Aan allen die nu zijn en hierna wezen zullen, Onze Groet.

Gelet op artikel 21,7°, van de wet van 10 april 2014 tot wijziging van verschillende bepalingen met het oog op de oprichting van een nationaal register voor gerechtsdeskundigen en tot oprichting van een nationaal register voor beëdigd vertalers, tolken en vertalers-tolken;

Gelet op het advies nr. 60.645/2 van de Raad van State, gegeven op 9 januari 2017, met toepassing van artikel 84, § 1er, eerste lid, 2°, van de wetten op de Raad van State, gecoördineerd op 12 januari 1973 ;

Op de voordracht van de Minister van Justitie,

Hebben Wij besloten en besluiten Wij :

HOOFDSTUK 1. - Algemene bepalingen

Artikel 1. De voorschriften van deze deontologische code zijn van toepassing op alle personen die zijn geregistreerd in het nationaal register voor beëdigd vertalers, tolken en vertalers-tolken opgericht in toepassing van de wet van 10 april 2014 tot wijziging van verschillende bepalingen met het oog op de oprichting van een nationaal register voor gerechtsdeskundigen en tot oprichting van een nationaal register voor beëdigd vertalers, tolken en vertalers-tolken.
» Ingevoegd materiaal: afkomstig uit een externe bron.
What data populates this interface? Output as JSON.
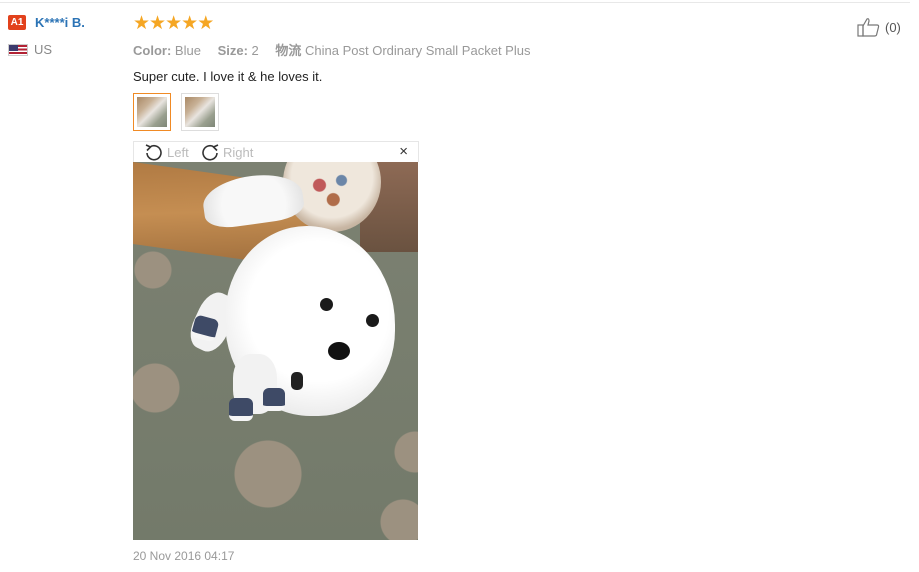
{
  "user": {
    "level": "A1",
    "name": "K****i B.",
    "country": "US"
  },
  "review": {
    "rating": 5,
    "color_label": "Color:",
    "color_value": "Blue",
    "size_label": "Size:",
    "size_value": "2",
    "shipping_label": "物流",
    "shipping_value": "China Post Ordinary Small Packet Plus",
    "text": "Super cute. I love it & he loves it.",
    "timestamp": "20 Nov 2016 04:17"
  },
  "viewer": {
    "rotate_left": "Left",
    "rotate_right": "Right",
    "close": "×"
  },
  "helpful": {
    "count": "(0)"
  },
  "colors": {
    "star": "#f5a623",
    "badge": "#e2411c",
    "username": "#2b73b5",
    "active_thumb": "#f08a24"
  }
}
Art. 2. De bepalingen van deze code hebben tot doel de partijen bij elke door de wet aan de beëdigde vertalers, tolken en vertalers-tolken toevertrouwde vertaal- of tolkopdracht te beschermen, de waardigheid en de integriteit van het beroep te bewaren en de kwaliteit van de door geregistreerde vertalers, tolken en vertalers-tolken gepresteerde diensten te waarborgen.

Art. 3. Deze code stelt de verplichte gedragsregels voor de beëdigd vertalers, tolken en vertalers-tolken vast en legt de ethische principes vast die de beëdigd vertaler, tolk of vertaler-tolk vóór, tijdens en na zijn vertaal- of tolkopdracht moet respecteren. De voorschriften zijn een aanvulling op de eed die de beëdigd vertaler, tolk en vertaler-tolk moet afleggen zoals bepaald in de wet van 10 april 2014 tot wijziging van verschillende bepalingen met het oog op de oprichting van een nationaal register voor gerechtsdeskundigen en tot oprichting van een nationaal register voor beëdigd vertalers, tolken en vertalers-tolken.
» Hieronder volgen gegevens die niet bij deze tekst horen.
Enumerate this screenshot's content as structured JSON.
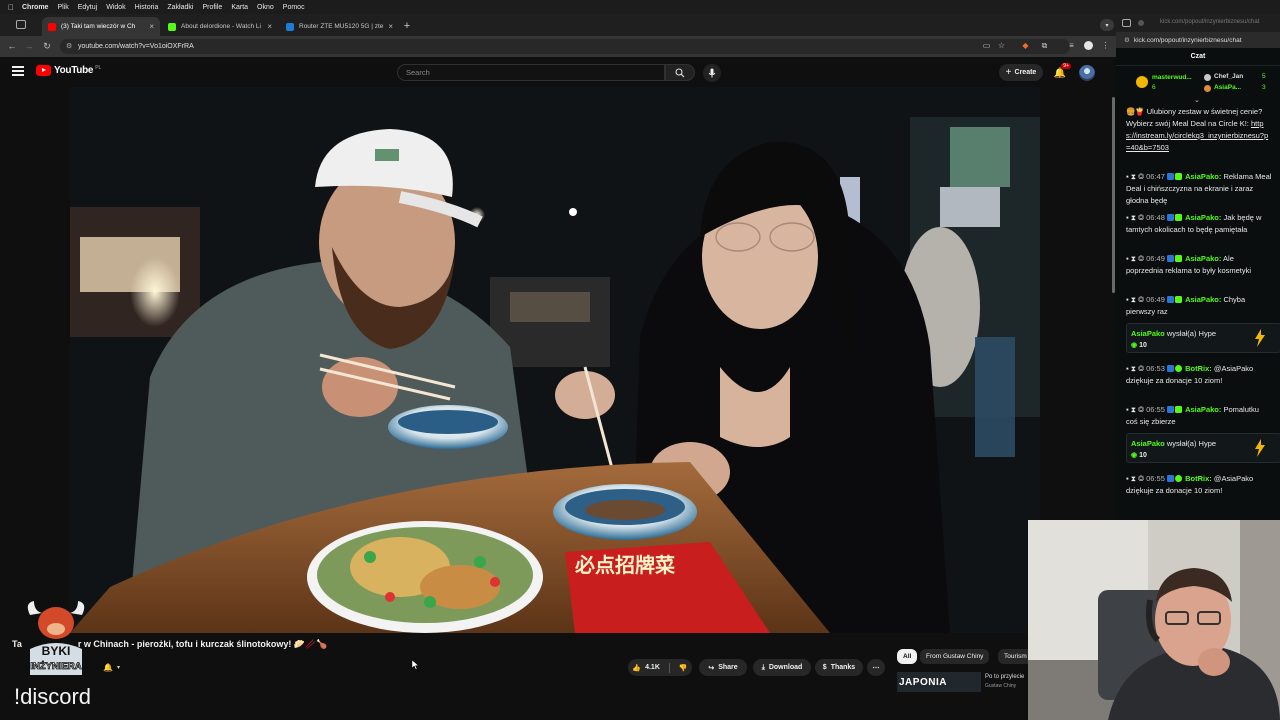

HOOFDSTUK 2. - Competenties - Bekwaamheid

Art. 4. Wanneer de onafhankelijkheid, objectiviteit of onpartijdigheid van de vertaler, tolk of vertaler-tolk in vraag kan worden gesteld door één der betrokken partijen wegens bindingen op het ogenblik van de opdracht of in het verleden, welke de aard ook is: financieel, professioneel, familiaal of sociaal, of indien er elementen zijn die aanleiding kunnen geven tot wraking overeenkomstig artikel 828 Gerechtelijk Wetboek, moet de vertaler, tolk of vertaler-tolk de opdracht weigeren. Hij aanvaardt enkel die taken waarvan hij in staat is deze op een professionele manier te volbrengen en hij is ertoe gehouden deze in eer en geweten, nauwgezet, eerlijk en kwaliteitsvol uit te voeren.

Art. 5. De vertaler, tolk of vertaler-tolk streeft ernaar steeds kwaliteitsvolle prestaties en een optimale dienstverlening te leveren. Hij verricht nimmer opzettelijk een onjuiste vertolking of vertaling. De vertaler, tolk of vertaler-tolk verplicht zich ertoe volledig, getrouw en neutraal te vertalen en het gesproken en geschreven woord weer te geven zonder enige wijziging, weglating of aanvulling.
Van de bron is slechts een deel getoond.